If you’re over 21, chances are that someone has used a really horrible pickup line in your general direction. These typically range from gross, to sappy, to just plain dumb. More sloppy than appetizing, in my opinion. An effective pickup line, with actual pickup potential, can be hard to perfect, so here are 5 options that are way more like to work than, “Did it hurt?” Because listening to you finish that sad attempt really will hurt, the listener as much as the failed picker-upper.
What Hogwarts House Would You Belong To?
Yes, opposites are said to attract, but often it’s best to keep your romance within your fandom. You can theme your question towards GoT, LOTR, or whatever other abbreviation fits your fancy. If you truly love one of these fandoms, you’re likely to be compatible with others who share your interest. You could ask for their favorite Doctor, their favorite Star Wars film, or something that denotes a popular fandom that I know nothing about. Man, fandom is a fun word. I’ve never really used it until now.

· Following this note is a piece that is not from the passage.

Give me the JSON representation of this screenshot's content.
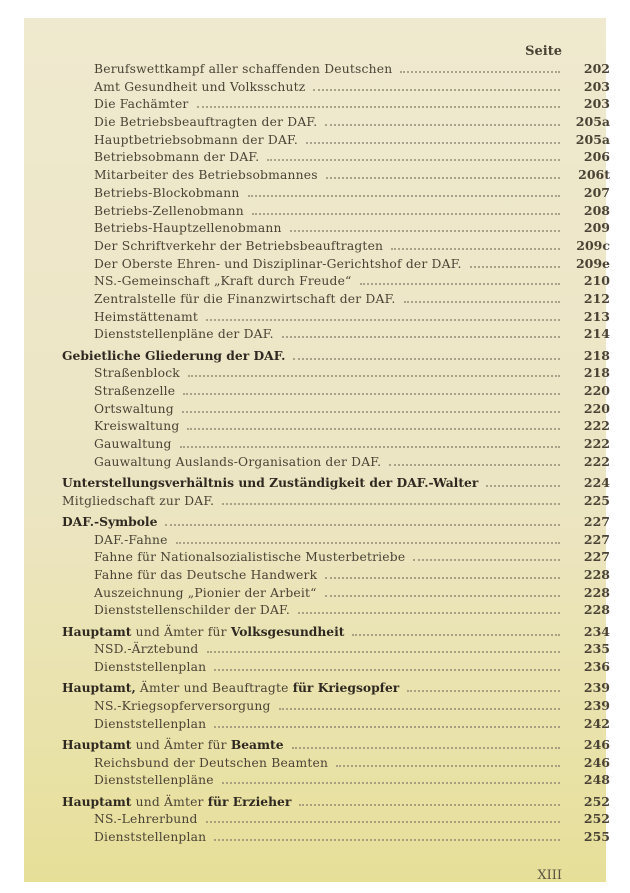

Anyway, I’m a Ravenclaw, according to every test I’ve ever taken online, and the fact that I’ve taken those tests proves that if you’re disdainful of all that is magical in the Rowling sense, you can move right along.
Wanna To Split A Pizza?
The best thing about getting tipsy outside of the comfort of your home is that it’s way more likely you’ll be able to motivate yourself to trek to a pizza joint. It’s fairly common knowledge that drunk pizza may be the single greatest food-experience of our time. So universally liked, it has the power to mend the rifts between us all. This also takes out the “I’m getting lured into a stranger’s place to get murdered” possibility, at least temporarily. Late night pizza joints are a neutral space. A bubble of safety, ecstasy, and warmth. And now I really want a substance-enhanced pizza experience. Darn my cold and the noon-on-a-Monday constraints of time and space.
What 90’s/Early 2000’s Cartoons Were Your Jam?
We older millennials love to lament the fall of solid mainstream cartoons. Nick used to have it going on, and now it’s all garbage. You know it, I know it, and that person you’re trying to pick up at the bar knows it. Besides providing an important topic to relate over, this question can also teach you a lot about your potential new squeeze. Hey Arnold is for sensitive souls who like to get deep, philosophical, and intellectual. Lovers of Rocko’s Modern Life have strong stomachs and aren’t afraid of the weird. Ed, Edd n Eddy fans have a real thing for schadenfreude. And of course, if the person says that they never have and to this day don’t like cartoons of any kind, for some people that may a red flag, mayn’t it?
Hey Girl, You Look Like You Should Be Running A Company
“I bet you have excellent executive leadership skills. You know how to command a room. If you were my boss, I’d never make jokes behind your back about you having your period in response to you pointing out my huge stupid-ass mistakes.” See? I’m making myself swoon right now! Stop objectifying and give an actual compliment. I like compliments on my appearance, but not if you’re just into me for my appearance. Be into someone for their boss potential, their artistic side, or their enchanting way with words. Seriously. Embrace the dimensions.
Do You Have An Adorable Pet You Can Show Me Pics Of?/Want To See Pictures Of My Puppy?
It’s no secret that a lot of Tinder swipes are influenced by adorable 4-legged friends. You may not have a lot of faith in a stranger, but you sure aren’t going to doubt the intentions of their abnormally fuzzy kitten! If you don’t love adorable animal videos, I sure I don’t want to interact at length with your sad, jaded self. Pets are good and pure, injecting something untainted and beautiful into an otherwise seedy courtship process. And the real winning quality of pets is that the person you’re trying to pick up may want to meet your charming furry compadre in the future. So really, there’s no negative side to this strategy, aside from the person possibly being way more interested in your pet than they are in you. But you get the obsession, because it’s also your obsession, so it won’t hurt that much in the end.